Rising Chinese demand for lithium-ion batteries needed for electric vehicles and energy storage is driving significant price gains and an asset boom in Australia, already the world’s largest lithium producer. The fast-developing hub is drawing investment and deals from global producers as well as chemical-to-battery manufacturers in China, the top consumer.
Western Australia has four operations in production and three more major projects being advanced to begin output. Major players are likely to continue to scope for deals in the state to secure supply for the next 20 or 30 years, according to consultant Benchmark Mineral Intelligence.
“There are serious companies investing and people are starting to lock up the biggest, long-life resources. The question is — who’s next?” Simon Moores, managing director of Benchmark Mineral said by phone from London. Though on a smaller scale, “it’s a land grab like in the petroleum industry when BP, Shell and others rounded on the Middle East in the 1960s and 1970s,” he said.
Greenbushes in Western Australia, the world’s biggest hard-rock lithium mine, is being expanded to more than double annual capacity, Talison Lithium, a joint venture between China’s Tianqi Lithium Corp. and North Carolina’s Albemarle Corp., said in an email. The site, first mined for tin from about 1888, already accounts for about 30 percent of global lithium production, according to Australia’s government. Tianqi is also planning about A$717 million ($578 million) of processing plant expansions.Jiangxi Ganfeng Lithium Co., which has interests in projects in countries including Ireland and Argentina, holds about 43 percent of Australia’s Mt. Marion operation and in May agreed a supply and investment pact with Pilbara Minerals Ltd. for a mine development. Battery maker Shaanxi J&R Optimum Energy Co. in July struck an agreement for future output from Altura Mining Ltd.’s project.
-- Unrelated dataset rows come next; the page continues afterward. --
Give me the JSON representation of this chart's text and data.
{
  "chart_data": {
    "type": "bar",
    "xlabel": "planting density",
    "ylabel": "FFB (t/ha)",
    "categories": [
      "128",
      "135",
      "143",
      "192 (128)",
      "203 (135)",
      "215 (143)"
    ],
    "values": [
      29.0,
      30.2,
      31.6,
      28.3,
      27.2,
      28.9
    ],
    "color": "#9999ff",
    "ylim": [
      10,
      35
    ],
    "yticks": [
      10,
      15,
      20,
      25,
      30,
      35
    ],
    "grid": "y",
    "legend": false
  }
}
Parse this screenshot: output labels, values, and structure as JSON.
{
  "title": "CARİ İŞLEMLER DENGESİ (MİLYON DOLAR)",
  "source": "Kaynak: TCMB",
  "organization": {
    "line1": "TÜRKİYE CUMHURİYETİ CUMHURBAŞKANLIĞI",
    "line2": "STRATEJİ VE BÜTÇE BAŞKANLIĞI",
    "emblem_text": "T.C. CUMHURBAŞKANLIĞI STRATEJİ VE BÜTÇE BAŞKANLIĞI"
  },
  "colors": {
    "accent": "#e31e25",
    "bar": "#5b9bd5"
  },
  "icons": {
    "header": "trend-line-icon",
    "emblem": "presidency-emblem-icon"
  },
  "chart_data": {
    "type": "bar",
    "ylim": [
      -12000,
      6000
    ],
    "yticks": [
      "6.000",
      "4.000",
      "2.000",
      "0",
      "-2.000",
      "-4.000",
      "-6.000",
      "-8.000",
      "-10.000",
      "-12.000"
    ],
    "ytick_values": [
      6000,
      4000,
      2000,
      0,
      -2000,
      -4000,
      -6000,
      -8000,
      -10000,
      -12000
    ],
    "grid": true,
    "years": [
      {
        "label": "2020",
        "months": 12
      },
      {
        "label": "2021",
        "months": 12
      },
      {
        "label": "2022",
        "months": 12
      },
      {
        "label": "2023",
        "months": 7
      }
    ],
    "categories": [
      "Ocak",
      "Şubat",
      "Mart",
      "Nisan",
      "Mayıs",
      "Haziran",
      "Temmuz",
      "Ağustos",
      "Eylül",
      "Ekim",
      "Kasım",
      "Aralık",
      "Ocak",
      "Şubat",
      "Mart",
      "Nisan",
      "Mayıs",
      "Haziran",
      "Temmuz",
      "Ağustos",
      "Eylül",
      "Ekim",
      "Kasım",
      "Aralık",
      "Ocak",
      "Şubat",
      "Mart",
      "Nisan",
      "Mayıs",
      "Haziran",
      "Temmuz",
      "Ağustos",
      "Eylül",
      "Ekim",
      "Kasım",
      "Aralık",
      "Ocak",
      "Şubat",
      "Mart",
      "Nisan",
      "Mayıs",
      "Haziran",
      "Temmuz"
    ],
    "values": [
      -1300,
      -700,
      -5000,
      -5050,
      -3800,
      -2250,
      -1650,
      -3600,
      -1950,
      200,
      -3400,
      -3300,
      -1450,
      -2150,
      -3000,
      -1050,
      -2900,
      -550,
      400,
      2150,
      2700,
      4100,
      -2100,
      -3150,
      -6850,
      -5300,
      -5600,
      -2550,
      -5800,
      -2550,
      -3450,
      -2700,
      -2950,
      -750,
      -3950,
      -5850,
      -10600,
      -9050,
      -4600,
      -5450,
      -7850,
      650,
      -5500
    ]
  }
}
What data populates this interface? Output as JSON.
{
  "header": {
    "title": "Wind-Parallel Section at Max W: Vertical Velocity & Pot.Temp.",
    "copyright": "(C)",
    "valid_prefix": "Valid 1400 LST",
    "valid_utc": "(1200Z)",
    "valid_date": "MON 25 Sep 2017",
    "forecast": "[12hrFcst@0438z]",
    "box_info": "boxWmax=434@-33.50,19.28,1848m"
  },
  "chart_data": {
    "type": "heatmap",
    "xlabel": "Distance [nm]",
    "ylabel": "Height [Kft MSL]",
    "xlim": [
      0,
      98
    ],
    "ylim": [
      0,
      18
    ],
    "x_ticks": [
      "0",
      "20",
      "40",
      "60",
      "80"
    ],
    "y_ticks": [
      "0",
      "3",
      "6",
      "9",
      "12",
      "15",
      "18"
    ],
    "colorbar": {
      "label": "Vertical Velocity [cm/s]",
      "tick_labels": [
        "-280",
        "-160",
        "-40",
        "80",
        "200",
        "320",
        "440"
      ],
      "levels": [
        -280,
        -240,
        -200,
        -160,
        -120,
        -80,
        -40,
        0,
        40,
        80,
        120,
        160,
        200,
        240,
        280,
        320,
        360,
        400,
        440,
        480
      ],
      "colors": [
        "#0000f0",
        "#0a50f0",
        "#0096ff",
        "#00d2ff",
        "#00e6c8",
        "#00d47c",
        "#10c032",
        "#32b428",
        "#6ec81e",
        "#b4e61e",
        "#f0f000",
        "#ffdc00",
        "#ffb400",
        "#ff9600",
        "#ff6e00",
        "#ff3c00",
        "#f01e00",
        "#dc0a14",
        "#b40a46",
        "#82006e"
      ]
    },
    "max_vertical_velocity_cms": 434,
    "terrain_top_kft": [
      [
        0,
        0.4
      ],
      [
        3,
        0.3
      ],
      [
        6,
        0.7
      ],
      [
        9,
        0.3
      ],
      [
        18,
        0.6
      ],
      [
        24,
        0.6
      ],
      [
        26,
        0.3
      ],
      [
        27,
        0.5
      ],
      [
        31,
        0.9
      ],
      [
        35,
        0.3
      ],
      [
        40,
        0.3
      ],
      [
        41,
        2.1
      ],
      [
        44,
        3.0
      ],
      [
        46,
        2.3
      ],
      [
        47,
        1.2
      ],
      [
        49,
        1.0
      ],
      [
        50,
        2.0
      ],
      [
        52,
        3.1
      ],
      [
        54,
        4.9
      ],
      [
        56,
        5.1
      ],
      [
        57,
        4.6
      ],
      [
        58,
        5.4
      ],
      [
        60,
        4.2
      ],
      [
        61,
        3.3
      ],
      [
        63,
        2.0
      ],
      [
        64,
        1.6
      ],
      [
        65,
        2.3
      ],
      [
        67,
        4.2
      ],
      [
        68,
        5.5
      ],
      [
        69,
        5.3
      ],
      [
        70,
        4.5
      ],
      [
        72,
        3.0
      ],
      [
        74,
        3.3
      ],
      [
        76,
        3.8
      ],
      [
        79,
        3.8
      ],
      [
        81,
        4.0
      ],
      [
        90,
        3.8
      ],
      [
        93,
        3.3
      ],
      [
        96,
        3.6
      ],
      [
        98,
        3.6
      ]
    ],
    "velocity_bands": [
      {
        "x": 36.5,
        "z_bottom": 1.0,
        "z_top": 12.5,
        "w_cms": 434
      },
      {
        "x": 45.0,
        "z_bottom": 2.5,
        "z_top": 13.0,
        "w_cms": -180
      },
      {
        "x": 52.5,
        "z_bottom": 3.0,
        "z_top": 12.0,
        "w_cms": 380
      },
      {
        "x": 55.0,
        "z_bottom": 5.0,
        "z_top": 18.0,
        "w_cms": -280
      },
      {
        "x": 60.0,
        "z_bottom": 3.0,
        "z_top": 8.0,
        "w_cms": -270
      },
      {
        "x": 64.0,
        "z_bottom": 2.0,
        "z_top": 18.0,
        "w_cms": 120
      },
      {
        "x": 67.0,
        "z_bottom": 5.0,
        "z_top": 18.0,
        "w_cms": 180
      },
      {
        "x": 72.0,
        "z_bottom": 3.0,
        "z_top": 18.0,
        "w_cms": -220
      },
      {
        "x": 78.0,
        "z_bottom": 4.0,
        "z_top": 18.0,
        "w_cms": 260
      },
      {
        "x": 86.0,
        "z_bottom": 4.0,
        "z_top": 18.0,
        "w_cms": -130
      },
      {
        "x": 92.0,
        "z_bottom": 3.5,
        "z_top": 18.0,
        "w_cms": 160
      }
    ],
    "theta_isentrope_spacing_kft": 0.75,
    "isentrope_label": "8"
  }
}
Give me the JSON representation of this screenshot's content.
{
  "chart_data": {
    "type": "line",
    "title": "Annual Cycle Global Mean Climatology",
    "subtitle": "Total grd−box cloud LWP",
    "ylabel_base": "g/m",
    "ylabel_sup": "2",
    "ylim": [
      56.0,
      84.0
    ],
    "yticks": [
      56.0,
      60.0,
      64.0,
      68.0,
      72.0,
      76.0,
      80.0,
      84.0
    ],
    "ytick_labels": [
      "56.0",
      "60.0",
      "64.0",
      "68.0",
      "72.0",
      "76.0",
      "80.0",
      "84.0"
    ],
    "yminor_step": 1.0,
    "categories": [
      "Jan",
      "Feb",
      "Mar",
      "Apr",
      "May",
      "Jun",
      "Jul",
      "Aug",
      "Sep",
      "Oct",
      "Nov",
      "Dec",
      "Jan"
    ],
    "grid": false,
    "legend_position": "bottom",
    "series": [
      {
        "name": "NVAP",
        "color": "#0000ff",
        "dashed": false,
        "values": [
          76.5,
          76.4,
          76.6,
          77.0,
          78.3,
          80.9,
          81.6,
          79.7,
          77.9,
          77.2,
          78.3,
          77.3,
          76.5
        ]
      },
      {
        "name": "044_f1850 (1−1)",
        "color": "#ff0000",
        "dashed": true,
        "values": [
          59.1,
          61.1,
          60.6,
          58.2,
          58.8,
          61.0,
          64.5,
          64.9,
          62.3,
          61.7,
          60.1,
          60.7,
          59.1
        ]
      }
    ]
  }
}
An open pit mine at the lithium operation site of Talison Lithium Ltd. in Greenbushes.
Photographer: Carla Gottgens/Bloomberg
“It’s the most significant expansion in lithium supply ever, and we are still undershooting demand,” said Chris Reed, chief executive officer of Neometals Ltd., a partner with Ganfeng and Mineral Resources in the Mt. Marion operation. Reed is scheduled to speak Wednesday at the close of the three-day Diggers and Dealers mining forum in Kalgoorlie, Western Australia.
Soc. Quimica & Minera de Chile SA, the world’s second-largest lithium supplier, in July made a first move outside South America to invest about $110 million for 50 percent of Kidman Resources Ltd.’s Mt. Holland project in Western Australia, aiming to enter production by at least 2021. The project would add to SQM’s expansion into Argentina.